Yer: Ankara Gölbaşı (2. Bölüm)
Millet İttifakının cumhurbaşkanı adayı olarak Kemal Kılıçdaroğlu’nun adının dualarla ilan edilmesi, Saadet Partili seçmenlerin partilerine yönelik tepkilerinin de fitilini ateşler.
Salih (45-50 yaşlarında) ciddi bir ifadeyle: -Kendi
adıma konuşuyorum; uzun zamandır yüreğimde taşıdığım ağır bir yük vardı ve bu
yükten kurtulmak için, meğer çok beklemişim…
Genel merkez binamızın
önünde ve ne yazık ki, 'bizimkilerle' birlikte atılan o sloganları siz de
duydunuz… Partimizin kapatılmasıyla sonuçlanan 28 Şubat sürecinin o ağır havasını
belleklerimize kazıyan, hatta bugün bile çoğu zaman psikolojik bir sopa
olarak kullanılan 10 Yıl Marşını, sonra alakasız bir şekilde bağırdıkları, "Türkiye laiktir, laik kalacak!" sloganlarını duyunca, tepki göstermek
geçmedi mi içimizden?
Ahmet (55-60 yaşlarında): -Geçmez
olur mu? Şaşkınlıkla birlikte çok farklı duygularla sürekli olarak doldum, doldum, doldum... Ama hep sabrettim... Tabi, bu güne kadar...
Bekir (50-55 yaşlarında): -Çok masum görünse de; birilerinin, “Türkiye
laiktir, laik kalacak!” sloganını şakağımıza yıllarca bir silah gibi doğrulttuklarını nasıl unutabiliriz ki?
Ali Haydar: -Valla abi, onu bunu bilmem ama Kılıçdaroğlu'nun cumhurbaşkanı adaylığını duyan o türbanlı kadınların 10. Yıl Marşını hep bir ağızdan söylediklerini görünce, boğulacak gibi
oldum! Oysa, vaktiyle onların annelerinin başlarındaki örtüyü vahşice çekiştirip parçalayanların dillerinden düşürmedikleri 10. Yıl Marşını ve laiklik sloganlarını, şimdi o vahşilerle birlikte kendileri de söyler oldular... Utançlarla dolu o korkunç günleri unutmuş olabileceklerine ihtimal vermiyorum ya, neyse...
Salih: -Eee, o halde niye hiç
birimiz tepki göstermedik o akşam?
Bekir: -Ne yapabilirdik Salih
kardeşim?
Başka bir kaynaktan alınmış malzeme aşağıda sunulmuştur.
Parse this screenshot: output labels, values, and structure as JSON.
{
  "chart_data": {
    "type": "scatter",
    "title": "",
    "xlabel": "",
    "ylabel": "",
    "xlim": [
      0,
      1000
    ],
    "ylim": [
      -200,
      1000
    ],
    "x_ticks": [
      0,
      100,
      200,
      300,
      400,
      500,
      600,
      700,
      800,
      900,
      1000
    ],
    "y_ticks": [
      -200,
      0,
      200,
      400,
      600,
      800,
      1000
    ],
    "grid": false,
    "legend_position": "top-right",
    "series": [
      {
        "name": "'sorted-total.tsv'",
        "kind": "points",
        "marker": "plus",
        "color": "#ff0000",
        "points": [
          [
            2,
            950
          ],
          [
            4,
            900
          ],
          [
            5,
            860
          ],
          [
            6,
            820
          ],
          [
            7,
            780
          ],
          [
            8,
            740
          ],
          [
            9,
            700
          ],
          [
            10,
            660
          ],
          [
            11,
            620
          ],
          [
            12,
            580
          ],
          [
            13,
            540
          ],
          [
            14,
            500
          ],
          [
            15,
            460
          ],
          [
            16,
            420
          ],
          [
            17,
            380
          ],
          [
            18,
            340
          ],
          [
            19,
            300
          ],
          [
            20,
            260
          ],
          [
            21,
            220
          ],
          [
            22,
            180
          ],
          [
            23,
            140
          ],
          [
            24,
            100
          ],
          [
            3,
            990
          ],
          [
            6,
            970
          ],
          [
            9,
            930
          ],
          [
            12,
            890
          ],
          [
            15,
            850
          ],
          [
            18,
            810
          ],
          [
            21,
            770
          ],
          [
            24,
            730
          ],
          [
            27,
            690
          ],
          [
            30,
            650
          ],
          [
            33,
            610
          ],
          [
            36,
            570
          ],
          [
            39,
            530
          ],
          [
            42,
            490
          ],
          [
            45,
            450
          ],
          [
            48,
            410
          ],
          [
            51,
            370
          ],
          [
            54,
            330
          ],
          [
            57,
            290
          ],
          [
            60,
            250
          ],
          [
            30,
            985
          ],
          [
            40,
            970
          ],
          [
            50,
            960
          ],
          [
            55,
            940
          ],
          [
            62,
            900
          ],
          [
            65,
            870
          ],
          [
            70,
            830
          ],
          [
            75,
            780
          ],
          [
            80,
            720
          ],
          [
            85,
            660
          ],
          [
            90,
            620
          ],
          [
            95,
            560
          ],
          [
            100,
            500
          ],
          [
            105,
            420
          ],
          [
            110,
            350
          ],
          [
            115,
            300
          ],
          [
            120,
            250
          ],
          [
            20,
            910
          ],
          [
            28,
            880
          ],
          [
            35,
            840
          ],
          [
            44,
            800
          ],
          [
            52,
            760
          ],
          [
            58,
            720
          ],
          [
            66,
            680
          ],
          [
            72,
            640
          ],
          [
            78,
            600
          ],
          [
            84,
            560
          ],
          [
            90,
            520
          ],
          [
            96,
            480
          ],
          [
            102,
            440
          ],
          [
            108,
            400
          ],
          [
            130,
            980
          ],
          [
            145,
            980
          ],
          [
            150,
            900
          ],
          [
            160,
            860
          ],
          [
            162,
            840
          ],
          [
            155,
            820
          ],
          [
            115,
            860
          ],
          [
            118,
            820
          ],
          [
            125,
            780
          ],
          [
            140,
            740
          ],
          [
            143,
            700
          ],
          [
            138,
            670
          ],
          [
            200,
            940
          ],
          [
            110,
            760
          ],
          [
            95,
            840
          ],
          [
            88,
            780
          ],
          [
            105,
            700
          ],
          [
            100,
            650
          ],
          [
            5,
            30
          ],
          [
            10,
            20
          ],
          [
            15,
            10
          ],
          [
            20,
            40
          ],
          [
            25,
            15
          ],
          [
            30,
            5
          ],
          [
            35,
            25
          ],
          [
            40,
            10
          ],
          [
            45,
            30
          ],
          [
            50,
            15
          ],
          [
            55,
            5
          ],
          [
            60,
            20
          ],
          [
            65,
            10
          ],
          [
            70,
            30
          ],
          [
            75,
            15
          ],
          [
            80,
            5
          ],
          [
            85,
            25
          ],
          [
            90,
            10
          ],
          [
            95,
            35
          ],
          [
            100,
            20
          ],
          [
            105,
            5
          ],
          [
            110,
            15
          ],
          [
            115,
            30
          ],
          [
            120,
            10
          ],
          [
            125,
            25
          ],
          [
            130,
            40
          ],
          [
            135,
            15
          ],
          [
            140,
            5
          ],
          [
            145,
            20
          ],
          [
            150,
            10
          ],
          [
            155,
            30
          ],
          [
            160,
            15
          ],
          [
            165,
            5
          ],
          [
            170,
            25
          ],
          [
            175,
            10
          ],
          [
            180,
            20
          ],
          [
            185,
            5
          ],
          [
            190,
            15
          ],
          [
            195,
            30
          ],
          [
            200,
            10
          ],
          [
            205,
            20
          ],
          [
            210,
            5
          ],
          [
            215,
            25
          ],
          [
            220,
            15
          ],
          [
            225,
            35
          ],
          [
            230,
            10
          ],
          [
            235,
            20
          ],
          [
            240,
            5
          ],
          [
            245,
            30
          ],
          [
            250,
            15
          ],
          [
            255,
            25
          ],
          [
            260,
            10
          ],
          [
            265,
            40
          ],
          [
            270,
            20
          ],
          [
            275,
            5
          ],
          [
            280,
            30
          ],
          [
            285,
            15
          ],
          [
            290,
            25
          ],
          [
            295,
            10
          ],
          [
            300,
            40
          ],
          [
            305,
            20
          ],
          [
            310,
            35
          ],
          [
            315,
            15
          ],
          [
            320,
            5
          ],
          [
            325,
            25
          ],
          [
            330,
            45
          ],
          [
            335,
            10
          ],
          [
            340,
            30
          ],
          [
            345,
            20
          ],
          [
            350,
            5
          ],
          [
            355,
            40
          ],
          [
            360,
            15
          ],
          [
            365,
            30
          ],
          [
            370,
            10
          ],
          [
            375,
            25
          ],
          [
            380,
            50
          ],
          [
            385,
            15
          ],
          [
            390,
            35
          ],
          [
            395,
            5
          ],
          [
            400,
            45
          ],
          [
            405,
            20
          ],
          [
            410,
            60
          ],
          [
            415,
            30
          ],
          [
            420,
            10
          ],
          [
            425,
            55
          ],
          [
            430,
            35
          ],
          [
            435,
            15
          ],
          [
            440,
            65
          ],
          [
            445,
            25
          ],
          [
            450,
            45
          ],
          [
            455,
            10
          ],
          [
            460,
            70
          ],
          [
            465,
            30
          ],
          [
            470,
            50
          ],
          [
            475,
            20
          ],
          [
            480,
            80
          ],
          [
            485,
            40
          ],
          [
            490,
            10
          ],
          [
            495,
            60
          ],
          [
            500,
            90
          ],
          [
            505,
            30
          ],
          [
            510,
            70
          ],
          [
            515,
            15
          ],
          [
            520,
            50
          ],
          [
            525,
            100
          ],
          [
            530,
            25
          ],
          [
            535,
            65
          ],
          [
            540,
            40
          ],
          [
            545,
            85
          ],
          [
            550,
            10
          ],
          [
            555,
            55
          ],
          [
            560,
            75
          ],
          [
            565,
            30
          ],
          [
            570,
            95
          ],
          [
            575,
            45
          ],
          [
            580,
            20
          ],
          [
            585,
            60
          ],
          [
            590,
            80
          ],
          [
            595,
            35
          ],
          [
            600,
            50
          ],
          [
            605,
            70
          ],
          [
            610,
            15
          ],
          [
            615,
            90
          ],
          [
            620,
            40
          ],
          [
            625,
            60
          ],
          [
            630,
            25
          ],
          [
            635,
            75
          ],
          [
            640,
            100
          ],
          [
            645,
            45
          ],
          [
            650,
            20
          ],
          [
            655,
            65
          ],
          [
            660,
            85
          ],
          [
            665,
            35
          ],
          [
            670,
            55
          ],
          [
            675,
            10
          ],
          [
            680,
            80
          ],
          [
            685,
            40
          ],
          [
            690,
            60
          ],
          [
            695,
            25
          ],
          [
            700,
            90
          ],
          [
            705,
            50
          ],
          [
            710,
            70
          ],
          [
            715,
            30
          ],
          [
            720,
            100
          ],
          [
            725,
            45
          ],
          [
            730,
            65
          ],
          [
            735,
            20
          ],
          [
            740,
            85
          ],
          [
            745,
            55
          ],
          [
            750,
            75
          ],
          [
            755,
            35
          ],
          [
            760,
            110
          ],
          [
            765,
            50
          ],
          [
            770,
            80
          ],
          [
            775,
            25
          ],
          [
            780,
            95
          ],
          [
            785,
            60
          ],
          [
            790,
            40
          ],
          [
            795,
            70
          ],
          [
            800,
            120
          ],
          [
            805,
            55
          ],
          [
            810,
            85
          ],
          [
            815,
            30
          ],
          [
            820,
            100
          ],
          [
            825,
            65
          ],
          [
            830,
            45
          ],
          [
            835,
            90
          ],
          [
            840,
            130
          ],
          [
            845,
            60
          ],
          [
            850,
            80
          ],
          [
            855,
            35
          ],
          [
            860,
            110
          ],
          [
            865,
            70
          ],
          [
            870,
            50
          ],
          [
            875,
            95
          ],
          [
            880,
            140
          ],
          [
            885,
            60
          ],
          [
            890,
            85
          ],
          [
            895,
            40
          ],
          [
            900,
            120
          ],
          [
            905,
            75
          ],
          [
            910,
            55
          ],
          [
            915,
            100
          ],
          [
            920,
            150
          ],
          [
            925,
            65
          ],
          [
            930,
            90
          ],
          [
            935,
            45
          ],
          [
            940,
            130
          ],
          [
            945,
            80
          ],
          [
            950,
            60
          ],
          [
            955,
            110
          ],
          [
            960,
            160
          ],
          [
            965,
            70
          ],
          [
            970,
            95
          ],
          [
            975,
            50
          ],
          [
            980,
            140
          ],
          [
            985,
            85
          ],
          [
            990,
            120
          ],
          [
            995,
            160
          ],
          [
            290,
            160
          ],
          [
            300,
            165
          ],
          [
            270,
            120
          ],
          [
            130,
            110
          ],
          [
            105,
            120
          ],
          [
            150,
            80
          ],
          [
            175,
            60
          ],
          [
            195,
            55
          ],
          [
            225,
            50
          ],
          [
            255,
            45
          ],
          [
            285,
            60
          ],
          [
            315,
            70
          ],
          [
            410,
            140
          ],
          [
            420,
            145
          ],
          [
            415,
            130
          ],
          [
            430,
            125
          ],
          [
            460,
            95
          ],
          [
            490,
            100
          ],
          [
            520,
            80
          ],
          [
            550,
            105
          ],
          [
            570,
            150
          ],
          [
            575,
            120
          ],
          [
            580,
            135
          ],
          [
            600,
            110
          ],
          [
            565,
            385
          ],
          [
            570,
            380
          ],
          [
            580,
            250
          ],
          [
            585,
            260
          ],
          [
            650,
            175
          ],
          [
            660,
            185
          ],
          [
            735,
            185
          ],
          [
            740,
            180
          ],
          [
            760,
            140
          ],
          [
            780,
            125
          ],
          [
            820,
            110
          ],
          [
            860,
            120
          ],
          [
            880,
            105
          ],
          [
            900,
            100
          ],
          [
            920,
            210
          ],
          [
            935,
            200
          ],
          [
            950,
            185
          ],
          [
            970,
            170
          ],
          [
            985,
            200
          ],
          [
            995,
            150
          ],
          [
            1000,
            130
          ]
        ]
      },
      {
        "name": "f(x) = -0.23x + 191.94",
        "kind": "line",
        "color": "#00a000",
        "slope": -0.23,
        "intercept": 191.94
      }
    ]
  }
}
Kalabalıkların coşkusu karşısında kime sesimizi duyurabilirdik?
Kaldı ki, ben öyle bağırıp çağıran biri değilim ki, yapamam ben, hayâ ederim! Yok, yok korkaklık değil benim ki, bunu biliyorum… "Ya sabır!" der, beklerim... Evet, zamanı geldiğinde de sandığa
gider, orada söylerim ne söyleyeceksem…
İblis, arkadaşların sorgulama ve uyanış yüklü sohbetlerinin seyrini değiştirmekte geç kalmak istemez ve hemen yan masadan kafasını uzatarak sohbete ortak olur.
İblis: -Merhaba arkadaşlar! Sohbetinize
istemeden de olsa kulak misafiri oldum ama açık söyleyeyim; çok haklısınız!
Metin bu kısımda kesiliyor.